— Не с ним надо говорить…

— А с кем же, по-твоему? С учетчиком?

— С тобой.

— Со мной? Гм… Ну, давай.

Испытующе, как бы взвешивая силу Давыдова, Шалый осмотрел его с ног до головы, медленно заговорил:

— Держись, парень! Обидных слов я тебе наговорю… И не хотелось бы, а надо. Боюсь, что другие тебе таких слов не насмелятся сказать.

— Давай, давай, — подбодрил его Давыдов, втайне уже предчувствуя, что разговор будет для него не из приятных, и больше всего опасаясь, что Шалый заведет речь о его отношениях с Лушкой.
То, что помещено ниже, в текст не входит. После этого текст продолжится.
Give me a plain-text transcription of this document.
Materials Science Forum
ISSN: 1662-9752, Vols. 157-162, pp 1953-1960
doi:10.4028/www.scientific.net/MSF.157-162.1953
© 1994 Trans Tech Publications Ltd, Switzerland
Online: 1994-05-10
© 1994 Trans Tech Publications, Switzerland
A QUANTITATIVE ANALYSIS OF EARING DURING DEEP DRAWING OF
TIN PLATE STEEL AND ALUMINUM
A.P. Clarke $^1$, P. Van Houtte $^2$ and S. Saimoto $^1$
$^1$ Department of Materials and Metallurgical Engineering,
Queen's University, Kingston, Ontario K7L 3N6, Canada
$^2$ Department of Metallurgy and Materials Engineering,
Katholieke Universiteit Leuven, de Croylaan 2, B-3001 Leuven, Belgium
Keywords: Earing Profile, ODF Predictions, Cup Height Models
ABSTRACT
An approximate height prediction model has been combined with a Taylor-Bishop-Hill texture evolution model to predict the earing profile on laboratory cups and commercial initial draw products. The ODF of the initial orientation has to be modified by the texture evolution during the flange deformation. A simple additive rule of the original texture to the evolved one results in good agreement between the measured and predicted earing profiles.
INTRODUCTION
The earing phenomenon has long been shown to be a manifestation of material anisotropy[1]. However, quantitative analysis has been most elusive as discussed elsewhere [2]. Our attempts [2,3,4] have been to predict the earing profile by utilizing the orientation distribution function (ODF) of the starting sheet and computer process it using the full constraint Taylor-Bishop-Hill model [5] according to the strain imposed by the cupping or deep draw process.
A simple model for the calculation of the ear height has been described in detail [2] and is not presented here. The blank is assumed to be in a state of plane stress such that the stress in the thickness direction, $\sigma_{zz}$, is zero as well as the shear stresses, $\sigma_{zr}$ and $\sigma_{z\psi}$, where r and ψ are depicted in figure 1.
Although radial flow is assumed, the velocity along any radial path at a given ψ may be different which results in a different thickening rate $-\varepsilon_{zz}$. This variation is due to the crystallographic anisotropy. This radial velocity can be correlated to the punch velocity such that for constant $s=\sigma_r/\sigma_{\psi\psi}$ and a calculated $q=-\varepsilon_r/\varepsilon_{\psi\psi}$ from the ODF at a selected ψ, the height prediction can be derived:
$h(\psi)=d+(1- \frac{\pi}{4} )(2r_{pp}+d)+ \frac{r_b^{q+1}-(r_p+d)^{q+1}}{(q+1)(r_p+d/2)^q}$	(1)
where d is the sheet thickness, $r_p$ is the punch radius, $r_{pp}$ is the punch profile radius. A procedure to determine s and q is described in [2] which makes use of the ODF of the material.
Но, вопреки его ожиданиям, тот заговорил поначалу о другом:

— С виду, поглядеть на тебя, ты — настоящий председатель, а копни тебя поглубже — ты в колхозе не председатель, а так, пришей-пристебай, как говорится.

— Вот это мило! — с несколько наигранной веселостью воскликнул Давыдов.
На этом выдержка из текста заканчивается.